Don’t rely only on a friend’s or a journalist’s hot stock tip or investment advice since only you know what’s best for you. For some people, a good investment decision or strategy may not be wise for you. Take the time to research the businesses and the markets they compete in before you buy—or sell—any stock or implement any investing strategies since you are accountable for your money and investments. Furthermore, beware of anyone who claims that a certain stock is a “guaranteed thing“—they are lying to you. Do your own research and make educated investment decisions based on your own position and goals—not those of anybody else. In the world of investing, there are no so-called “sure things,” and previous performance never ensures future success.

6. Avoid the Bandwagon

Cryptocurrency, NFTs, and oceanfront property: Some individuals have earned fortunes off of these goods. However, just because a certain asset class is popular or has been for a while doesn’t guarantee that it will stay that way.

When the taxi driver started pitching her on the coin he and his friend had just devised in December 2021, a friend of mine first got the impression that cryptocurrencies may have peaked. Bandwagons may indicate a bubble. Do your research once again. Above all, keep in mind the tulips. Carefully consider if an asset’s popularity indicates that it may have already hit its peak.

7. Finally, don’t look down on others or be overly proud of your accomplishments

Do you remember the previous year’s stock market? Great. Keep it to yourself for now. Nobody else is interested, and whatever profits you made likely had more to do with blind luck than with your investment abilities. Speaking haughtily about your financial success is not just tacky but also conceited. And haughty individuals occasionally fail to perceive what’s in front of them, which can cause them to fall victim to hot-hand fallacies, in which they presume that what has already occurred (namely, successfully raising their money) will continue to occur since they “can’t lose.”

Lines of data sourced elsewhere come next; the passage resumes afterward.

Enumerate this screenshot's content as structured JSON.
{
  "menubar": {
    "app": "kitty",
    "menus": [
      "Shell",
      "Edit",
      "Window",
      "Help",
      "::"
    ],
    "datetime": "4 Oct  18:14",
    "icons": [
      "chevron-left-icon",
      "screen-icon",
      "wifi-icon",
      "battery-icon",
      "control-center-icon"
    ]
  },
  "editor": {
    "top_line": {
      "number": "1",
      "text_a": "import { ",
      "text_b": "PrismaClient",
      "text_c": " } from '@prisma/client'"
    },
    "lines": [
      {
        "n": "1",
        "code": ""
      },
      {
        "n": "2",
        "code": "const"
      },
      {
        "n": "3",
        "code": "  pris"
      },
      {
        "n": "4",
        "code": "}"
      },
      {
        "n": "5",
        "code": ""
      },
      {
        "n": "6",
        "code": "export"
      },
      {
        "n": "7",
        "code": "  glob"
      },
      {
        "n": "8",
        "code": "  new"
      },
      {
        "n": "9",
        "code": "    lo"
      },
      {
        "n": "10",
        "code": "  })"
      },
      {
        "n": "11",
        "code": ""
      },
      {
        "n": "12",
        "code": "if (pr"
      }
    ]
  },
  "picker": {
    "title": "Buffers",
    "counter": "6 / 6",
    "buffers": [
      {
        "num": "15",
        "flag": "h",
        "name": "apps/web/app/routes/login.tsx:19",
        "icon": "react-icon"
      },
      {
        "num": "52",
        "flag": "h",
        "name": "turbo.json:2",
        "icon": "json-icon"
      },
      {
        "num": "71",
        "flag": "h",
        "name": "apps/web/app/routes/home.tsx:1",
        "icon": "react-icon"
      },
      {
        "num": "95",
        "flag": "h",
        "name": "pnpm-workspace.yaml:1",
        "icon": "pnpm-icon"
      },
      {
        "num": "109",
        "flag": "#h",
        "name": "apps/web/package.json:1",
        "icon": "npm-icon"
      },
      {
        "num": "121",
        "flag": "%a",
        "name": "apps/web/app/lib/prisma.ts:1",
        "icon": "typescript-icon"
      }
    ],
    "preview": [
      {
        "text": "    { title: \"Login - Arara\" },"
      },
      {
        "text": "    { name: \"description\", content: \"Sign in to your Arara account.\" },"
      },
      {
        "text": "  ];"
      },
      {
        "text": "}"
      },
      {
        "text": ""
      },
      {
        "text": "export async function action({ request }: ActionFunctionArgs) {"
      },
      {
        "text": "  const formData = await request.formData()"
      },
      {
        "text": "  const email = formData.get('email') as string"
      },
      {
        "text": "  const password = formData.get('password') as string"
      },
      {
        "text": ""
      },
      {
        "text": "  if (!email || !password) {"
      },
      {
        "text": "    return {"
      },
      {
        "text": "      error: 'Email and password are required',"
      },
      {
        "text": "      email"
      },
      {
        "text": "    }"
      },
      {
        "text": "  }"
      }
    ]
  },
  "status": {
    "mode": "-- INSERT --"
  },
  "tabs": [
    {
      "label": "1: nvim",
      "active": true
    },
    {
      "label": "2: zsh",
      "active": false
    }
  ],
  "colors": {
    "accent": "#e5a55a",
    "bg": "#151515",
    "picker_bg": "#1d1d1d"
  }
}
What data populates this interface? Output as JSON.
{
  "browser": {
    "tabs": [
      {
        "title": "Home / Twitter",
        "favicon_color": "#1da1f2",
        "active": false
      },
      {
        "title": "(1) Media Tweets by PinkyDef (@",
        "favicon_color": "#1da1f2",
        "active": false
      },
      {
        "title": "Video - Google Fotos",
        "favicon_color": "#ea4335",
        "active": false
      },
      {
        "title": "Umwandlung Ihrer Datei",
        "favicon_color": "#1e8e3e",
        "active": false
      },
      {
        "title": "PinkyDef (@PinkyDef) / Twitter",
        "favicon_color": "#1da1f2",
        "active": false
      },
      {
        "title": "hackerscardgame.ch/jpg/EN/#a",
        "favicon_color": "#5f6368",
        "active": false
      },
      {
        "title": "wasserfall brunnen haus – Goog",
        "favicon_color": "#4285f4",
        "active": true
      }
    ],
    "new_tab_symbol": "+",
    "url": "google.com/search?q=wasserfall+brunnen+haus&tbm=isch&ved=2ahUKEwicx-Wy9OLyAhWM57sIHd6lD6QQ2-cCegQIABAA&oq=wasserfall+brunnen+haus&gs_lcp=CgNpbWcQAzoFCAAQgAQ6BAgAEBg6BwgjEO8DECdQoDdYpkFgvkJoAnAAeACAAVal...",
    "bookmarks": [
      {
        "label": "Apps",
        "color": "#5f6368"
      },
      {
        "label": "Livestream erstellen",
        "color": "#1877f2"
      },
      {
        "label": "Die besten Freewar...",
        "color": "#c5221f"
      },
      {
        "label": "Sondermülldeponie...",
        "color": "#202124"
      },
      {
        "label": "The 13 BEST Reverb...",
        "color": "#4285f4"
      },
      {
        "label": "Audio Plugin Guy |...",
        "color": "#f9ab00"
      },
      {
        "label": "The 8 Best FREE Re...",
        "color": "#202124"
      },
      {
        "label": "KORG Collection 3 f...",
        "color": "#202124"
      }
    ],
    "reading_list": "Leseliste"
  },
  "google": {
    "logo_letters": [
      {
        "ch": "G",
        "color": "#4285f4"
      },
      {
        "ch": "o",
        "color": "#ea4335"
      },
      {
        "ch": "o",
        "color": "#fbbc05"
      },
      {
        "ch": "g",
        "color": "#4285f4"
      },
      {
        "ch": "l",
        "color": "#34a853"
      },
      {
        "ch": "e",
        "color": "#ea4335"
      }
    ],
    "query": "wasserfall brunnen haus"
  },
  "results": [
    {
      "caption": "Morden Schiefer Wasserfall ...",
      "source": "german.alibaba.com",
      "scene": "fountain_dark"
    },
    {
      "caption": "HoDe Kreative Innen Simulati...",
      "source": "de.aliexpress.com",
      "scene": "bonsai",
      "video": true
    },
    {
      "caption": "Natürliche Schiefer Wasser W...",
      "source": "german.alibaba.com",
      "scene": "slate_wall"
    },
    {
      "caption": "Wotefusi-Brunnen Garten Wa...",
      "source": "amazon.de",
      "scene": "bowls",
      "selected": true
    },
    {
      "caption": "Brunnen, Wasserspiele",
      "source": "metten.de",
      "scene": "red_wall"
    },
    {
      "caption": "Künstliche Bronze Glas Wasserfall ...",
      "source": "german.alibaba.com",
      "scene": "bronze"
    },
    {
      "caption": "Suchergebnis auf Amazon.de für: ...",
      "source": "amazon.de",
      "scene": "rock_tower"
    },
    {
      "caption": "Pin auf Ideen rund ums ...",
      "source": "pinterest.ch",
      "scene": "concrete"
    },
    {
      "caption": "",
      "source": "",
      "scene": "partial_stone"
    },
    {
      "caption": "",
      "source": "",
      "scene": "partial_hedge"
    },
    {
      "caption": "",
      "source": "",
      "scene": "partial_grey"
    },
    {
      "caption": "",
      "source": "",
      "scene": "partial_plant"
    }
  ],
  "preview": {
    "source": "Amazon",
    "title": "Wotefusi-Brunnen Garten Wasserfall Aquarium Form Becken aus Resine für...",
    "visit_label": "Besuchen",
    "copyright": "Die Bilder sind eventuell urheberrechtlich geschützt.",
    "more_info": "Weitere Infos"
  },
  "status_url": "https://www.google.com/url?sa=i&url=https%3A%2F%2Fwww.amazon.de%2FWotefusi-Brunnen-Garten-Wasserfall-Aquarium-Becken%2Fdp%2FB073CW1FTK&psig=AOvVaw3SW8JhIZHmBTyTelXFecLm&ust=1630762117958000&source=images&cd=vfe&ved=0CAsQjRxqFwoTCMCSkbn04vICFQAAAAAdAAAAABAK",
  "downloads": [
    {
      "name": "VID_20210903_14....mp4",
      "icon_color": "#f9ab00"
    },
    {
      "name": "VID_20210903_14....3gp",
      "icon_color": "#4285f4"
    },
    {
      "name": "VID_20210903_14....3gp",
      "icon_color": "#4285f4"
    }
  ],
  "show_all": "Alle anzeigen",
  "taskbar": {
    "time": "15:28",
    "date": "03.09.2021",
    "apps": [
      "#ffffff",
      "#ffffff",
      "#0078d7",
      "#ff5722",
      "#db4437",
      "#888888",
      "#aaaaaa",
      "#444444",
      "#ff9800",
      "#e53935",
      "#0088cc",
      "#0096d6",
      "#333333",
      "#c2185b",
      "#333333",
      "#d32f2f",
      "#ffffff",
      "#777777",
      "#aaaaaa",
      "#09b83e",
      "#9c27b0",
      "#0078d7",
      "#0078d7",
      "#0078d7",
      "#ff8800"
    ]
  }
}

Don’t ever judge someone negatively because they don’t invest or don’t have a sizable nest egg put up. Not everyone has the luxury of having extra cash each month to save or invest. Many Americans are just working themselves to death to make ends meet in order to pay for essentials like food, rent, education, and exorbitant healthcare expenditures. They are not unable to save or invest because they are lazy, blind, or ignorant; rather, social and economic realities and disparities hinder them from doing so. It is understandable why so many Americans’ financial futures are so dismal; this holds true for both my generation and Gen Z in particular.

BOOKS ON PERSONAL FINANCE I RECOMMEND

Never, ever regard any one book on personal economics as the word of God. Each of them has a unique perspective on personal finance, and none of them will be the best option for everyone at every stage of life. However, as I’ve already mentioned, the sound ones all include the same fundamental bits of guidance, some of which are described above.

The personal finance books by David Bach, Peter Lynch, and Thomas Stanley and William Danko that I (and others!) believe have endured the test of time are The Automatic Millionaire and The Millionaire Next Door. All offer helpful introductions to saving and investing, particularly for those who are just starting started.